God, but she was lousy at playing detective. Where was Sherlock Holmes when you needed him?
“He can still get some rest, Kevin. C’mon, I’ll take you home.” Walking out of the office, she stopped abruptly. The space where she’d parked her car this morning was empty. She turned around to look at her brother. Kevin, she noticed, was walking slow, as if he expected the man beside him to collapse at any second. “Where’s my car?”
“Oh.” In all the excitement, he’d forgotten. “Matt parked it over by number 2. I had him do an oil change for you.”
She’d purchased the secondhand car with money she’d earned doing odd jobs since she was sixteen years old. She treated the car as if it were a beloved pet. “I can do my own oil change.”

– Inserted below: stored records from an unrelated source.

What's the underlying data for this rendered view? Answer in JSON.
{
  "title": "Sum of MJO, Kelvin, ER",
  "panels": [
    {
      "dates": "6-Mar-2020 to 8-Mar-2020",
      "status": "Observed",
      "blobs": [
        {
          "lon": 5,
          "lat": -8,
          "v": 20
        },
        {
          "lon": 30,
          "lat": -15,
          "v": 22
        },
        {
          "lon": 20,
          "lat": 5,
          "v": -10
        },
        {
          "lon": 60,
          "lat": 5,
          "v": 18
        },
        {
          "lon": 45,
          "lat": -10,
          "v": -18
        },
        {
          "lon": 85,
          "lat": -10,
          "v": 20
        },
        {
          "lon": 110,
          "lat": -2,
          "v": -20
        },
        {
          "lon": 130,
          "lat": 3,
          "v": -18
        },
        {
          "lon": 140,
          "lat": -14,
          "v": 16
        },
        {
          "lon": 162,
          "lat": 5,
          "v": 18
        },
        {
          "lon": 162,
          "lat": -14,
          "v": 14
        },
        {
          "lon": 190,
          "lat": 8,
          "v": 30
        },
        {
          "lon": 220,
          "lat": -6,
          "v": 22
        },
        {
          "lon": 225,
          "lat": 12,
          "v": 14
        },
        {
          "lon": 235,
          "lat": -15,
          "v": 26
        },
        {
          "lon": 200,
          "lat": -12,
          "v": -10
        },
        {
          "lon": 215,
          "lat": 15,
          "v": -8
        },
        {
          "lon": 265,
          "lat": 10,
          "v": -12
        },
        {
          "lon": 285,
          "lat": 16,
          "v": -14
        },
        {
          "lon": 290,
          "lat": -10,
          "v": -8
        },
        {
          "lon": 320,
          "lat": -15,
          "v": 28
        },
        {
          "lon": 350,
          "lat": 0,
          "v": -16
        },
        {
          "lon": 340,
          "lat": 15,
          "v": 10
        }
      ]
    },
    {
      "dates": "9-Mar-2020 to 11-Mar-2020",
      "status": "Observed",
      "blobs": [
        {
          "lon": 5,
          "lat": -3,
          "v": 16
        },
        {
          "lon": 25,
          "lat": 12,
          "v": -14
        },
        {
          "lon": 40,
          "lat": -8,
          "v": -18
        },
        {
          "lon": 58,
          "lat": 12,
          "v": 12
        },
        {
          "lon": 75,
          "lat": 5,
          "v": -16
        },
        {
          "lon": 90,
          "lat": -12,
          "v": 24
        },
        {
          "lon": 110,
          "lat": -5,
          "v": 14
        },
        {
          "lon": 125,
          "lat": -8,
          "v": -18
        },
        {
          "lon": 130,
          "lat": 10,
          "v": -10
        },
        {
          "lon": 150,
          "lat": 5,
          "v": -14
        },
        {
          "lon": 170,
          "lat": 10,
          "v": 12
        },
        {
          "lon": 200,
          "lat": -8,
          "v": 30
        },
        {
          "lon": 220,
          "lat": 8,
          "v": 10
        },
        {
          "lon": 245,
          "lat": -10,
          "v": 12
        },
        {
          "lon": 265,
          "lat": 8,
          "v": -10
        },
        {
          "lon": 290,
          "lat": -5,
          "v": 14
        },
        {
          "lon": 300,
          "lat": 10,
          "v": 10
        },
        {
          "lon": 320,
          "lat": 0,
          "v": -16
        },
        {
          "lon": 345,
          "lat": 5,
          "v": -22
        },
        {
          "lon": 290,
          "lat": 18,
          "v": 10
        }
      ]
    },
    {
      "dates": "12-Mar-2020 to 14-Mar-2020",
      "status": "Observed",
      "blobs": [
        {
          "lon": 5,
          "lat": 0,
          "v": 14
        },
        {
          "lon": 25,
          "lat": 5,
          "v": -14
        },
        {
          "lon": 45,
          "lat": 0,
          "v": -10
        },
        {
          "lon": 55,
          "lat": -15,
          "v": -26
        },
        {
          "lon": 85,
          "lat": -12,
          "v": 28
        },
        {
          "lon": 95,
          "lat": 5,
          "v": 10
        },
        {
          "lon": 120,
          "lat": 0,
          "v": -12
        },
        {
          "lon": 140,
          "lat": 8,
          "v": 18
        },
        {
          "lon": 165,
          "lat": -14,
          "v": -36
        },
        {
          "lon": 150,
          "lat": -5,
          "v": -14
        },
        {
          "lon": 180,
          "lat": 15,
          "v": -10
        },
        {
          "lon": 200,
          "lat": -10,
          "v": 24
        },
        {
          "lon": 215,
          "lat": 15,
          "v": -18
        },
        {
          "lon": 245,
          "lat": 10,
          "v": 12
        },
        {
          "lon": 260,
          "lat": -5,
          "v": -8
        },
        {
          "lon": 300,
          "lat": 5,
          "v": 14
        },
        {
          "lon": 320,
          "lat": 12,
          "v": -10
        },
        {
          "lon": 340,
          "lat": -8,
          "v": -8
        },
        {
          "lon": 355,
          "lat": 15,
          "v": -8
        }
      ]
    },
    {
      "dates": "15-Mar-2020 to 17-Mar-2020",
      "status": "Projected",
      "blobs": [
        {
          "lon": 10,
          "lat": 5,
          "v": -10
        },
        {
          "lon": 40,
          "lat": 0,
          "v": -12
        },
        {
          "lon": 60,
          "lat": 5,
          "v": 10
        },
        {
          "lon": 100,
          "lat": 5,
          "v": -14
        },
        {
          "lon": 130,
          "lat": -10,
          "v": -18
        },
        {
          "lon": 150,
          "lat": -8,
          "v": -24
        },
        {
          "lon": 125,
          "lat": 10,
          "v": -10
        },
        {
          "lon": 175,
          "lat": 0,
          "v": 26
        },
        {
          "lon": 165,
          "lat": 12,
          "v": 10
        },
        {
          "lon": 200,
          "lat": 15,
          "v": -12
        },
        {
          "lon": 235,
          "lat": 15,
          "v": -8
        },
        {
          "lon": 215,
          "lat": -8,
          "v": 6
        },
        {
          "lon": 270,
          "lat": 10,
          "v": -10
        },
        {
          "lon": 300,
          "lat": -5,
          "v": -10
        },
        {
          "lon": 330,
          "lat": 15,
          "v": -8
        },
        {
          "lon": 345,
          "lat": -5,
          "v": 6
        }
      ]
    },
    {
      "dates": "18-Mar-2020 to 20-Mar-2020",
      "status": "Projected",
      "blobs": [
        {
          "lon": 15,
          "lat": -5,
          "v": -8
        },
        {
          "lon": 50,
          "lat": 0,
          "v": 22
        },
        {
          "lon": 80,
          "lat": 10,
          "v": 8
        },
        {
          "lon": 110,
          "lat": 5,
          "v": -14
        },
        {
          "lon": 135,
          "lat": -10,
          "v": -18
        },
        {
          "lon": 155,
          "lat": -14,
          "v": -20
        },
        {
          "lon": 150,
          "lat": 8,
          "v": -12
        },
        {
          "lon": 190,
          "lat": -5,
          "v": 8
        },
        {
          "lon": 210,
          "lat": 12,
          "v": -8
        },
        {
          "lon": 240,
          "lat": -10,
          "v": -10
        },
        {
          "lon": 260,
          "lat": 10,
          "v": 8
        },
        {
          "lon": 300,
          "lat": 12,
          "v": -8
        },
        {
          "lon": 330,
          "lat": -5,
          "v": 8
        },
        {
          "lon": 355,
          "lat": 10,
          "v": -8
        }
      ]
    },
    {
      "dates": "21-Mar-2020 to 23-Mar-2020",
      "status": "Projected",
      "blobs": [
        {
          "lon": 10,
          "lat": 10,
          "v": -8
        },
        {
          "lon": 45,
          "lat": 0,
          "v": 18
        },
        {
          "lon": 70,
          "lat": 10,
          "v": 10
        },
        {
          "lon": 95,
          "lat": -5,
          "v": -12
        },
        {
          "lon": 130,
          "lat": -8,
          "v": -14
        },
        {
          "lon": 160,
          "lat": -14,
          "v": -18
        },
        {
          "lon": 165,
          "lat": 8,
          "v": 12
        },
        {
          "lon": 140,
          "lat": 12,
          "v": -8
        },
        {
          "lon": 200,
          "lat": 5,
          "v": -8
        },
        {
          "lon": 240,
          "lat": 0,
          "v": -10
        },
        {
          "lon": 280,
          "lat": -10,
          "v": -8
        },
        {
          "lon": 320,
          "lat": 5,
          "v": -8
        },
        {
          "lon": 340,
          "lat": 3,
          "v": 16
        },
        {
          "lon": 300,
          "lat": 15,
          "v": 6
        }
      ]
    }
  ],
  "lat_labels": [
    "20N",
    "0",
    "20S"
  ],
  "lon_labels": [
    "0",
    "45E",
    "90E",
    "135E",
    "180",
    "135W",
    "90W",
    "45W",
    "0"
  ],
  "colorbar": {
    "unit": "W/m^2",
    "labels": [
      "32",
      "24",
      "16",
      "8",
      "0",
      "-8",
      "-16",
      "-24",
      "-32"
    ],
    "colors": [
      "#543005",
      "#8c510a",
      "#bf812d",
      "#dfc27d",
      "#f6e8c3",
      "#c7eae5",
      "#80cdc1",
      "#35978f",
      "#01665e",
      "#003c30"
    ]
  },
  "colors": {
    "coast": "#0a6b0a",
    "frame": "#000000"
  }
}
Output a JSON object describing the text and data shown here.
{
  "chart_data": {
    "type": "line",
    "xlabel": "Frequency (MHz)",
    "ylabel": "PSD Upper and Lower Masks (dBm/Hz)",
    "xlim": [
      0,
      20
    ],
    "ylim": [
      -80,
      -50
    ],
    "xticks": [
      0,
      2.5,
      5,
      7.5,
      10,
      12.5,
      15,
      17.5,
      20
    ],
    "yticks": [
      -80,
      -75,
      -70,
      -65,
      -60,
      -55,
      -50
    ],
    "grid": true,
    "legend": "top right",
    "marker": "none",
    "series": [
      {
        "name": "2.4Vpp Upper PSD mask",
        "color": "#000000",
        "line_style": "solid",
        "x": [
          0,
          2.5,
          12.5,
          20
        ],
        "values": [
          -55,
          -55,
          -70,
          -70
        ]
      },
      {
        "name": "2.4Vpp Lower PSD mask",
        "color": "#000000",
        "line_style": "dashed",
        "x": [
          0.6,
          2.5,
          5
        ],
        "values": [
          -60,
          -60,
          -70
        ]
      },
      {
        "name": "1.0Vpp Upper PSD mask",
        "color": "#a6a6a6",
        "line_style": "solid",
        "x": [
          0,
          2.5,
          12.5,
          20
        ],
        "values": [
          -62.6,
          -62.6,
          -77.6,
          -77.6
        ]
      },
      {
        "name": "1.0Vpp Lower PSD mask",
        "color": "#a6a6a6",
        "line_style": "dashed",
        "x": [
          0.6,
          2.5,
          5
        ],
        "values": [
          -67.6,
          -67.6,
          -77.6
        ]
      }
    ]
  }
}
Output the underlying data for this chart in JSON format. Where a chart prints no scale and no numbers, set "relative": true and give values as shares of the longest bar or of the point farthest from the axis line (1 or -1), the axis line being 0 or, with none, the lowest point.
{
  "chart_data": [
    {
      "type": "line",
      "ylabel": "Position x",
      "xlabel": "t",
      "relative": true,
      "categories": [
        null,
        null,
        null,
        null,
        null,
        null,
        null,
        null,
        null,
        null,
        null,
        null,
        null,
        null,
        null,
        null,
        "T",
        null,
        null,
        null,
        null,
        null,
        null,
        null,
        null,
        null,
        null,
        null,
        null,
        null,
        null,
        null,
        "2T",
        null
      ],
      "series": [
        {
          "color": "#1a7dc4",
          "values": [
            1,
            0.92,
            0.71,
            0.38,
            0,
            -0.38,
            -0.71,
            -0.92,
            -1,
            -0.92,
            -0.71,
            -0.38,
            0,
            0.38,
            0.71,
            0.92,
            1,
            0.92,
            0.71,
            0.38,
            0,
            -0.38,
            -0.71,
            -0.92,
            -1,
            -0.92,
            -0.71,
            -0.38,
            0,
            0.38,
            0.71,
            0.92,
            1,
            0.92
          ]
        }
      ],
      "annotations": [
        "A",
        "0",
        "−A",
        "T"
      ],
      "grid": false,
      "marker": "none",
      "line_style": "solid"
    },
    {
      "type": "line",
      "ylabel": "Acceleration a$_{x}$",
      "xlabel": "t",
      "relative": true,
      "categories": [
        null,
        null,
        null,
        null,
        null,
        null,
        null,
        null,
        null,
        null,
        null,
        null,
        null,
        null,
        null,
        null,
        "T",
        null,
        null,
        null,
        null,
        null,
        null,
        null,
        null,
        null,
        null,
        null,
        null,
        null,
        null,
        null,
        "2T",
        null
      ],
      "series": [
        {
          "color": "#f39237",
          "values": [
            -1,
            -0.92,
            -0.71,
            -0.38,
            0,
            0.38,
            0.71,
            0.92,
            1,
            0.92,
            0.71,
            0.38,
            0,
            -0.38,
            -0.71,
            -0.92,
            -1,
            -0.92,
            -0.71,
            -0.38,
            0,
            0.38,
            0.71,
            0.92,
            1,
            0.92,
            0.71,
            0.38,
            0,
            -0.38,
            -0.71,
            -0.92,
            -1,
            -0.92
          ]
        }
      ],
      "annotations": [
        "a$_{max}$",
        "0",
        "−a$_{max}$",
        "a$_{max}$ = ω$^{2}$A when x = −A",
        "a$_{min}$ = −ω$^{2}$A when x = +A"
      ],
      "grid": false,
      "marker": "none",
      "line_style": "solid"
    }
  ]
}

“Yeah, I know.” It was an old story. She always balked whenever he tried to do something for her, acting as if he was impinging on her independence. She was that way with everyone. “But I enjoy doing little things for you.” He glanced at Luc. “She likes to act feisty.”
“No, just my age,” she countered. And then she sighed, looking at Luc. She’d been over this ground before, more times than she could count. “Being the youngest, they all think they have to take care of me.”
“We do,” Kevin confided to Luc, winking broadly for Alison’s benefit. “You know how it is.”
“No,” Luc replied, a wave of regret washing over him. “I don’t.”
“Yeah, right. Sorry.” Embarrassed at his blunder, Kevin looked away. He dug into his pocket, extracting his wallet and handed two twenties to Luc. “You gotta be hungry. Get yourself something to eat—on me.”